Nuits de paresse: 10/28/06

10.28.2006

Suspension

A force de dialoguer, on finit par découvrir des choses sur soi-même. Il est bien évident que personne ne passe tout son temps à l’introspection et que pour faire surgir ce que l’on a en soi, il faut créer des occasions ou profiter d’occasions de le faire. Par la lecture, il est également possible de permettre ce surgissement et plus notre goût est « éduqué », plus ces surgissements seront nombreux et riches d’enseignements sur soi. En feuilletant l’un des ouvrages du Dr Gabel, que j’évoquais il y a peu, je suis tombé sur le concept de « suspension. » Bien évidemment avant de pouvoir en saisir toute son importante (si tant est qu’elle en ait), il me faudra beaucoup de temps et de persévérance. Mais à l’instant, il évoque quelques petites choses que je m’empresse de coucher sur le papier (sur l’écran en fait).

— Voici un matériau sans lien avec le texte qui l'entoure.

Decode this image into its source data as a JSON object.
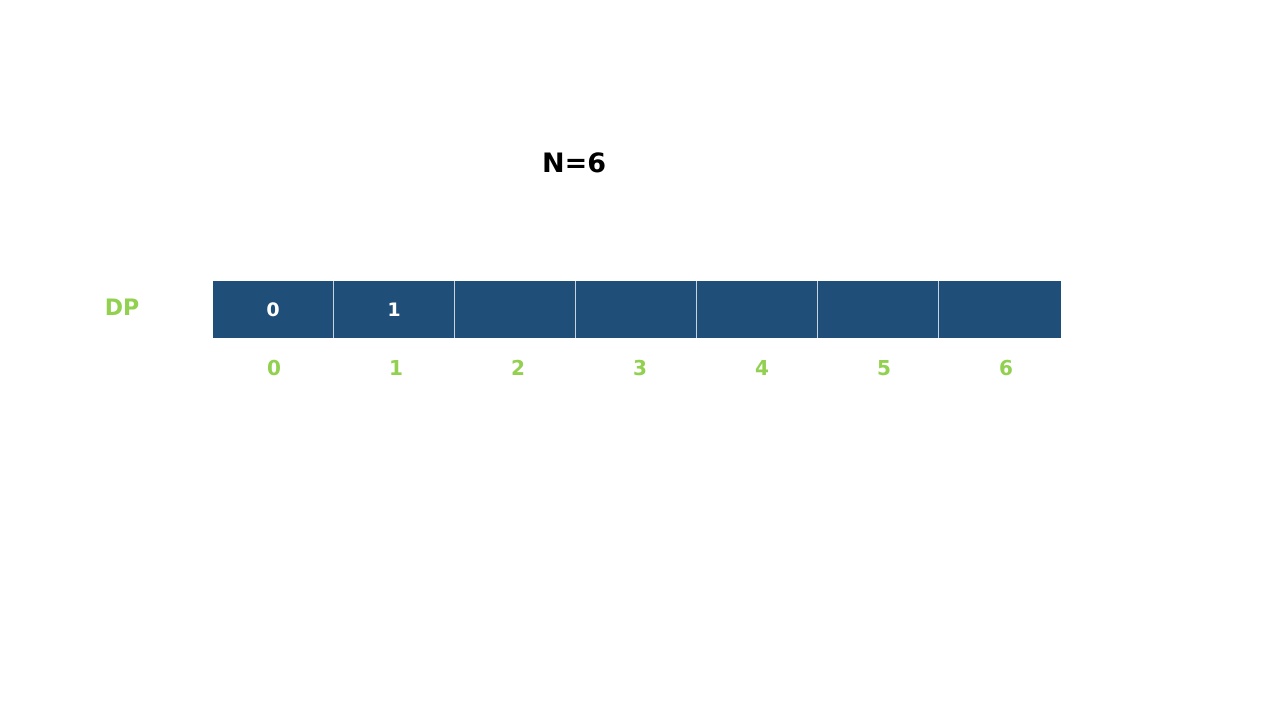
{
  "title": "N=6",
  "array": {
    "label": "DP",
    "cells": [
      {
        "index": "0",
        "value": "0"
      },
      {
        "index": "1",
        "value": "1"
      },
      {
        "index": "2",
        "value": ""
      },
      {
        "index": "3",
        "value": ""
      },
      {
        "index": "4",
        "value": ""
      },
      {
        "index": "5",
        "value": ""
      },
      {
        "index": "6",
        "value": ""
      }
    ]
  },
  "colors": {
    "cell_fill": "#1f4e79",
    "cell_text": "#ffffff",
    "label_green": "#92d050",
    "title_text": "#000000"
  }
}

Quand je me présente à quelqu’un, je donne une partie de mon état civil, des choses apparentes qui ont, pour partie, formé ma personnalité. Suivant mon état de fatigue j’aurai un certain maintien, mon visage sera plus ou moins détendu, et mes vêtements plus ou moins distendus. Mais c’est bien moi qui suis là-devant. Puis en conversant, je laisserai, plus ou moins consciemment, apparaître certains traits de caractère, certains tics de langage, des mimiques, mon bric-à-brac personnel. Mais beaucoup de choses resteront cachées, dans des recoins, ou sous des dalles. Bref je ne serai moi que d’une certaine façon. Avec le temps et les rencontres, tout ceci prendra de l’épaisseur, les couches se multiplieront et suivant qui est devant moi, surgiront ces petits riens qui sont ce que je suis.

Dans une certaine mesure toutefois car il n’est pas possible de se présenter d’une manière si impeccable. Toujours à la première rencontre, je présenterai en fin de compte qui je suis réellement. C’est dans ce premier moment que je peux évoquer la suspension. Ce n’est pas qu’un soupir, un blanc, un moment fugace, c’est aussi tout cet appareil complexe qui me constitue. C’est tout ce que je pourrais dire si. A la fois la longue théorie des possibles et tout ce que je pense et je suis en fait. Cet instant sera en suspension à chaque nouvelle rencontre, il sera une vapeur en attente de condensation. Ce qui fait la poussière d’une maison condamnée.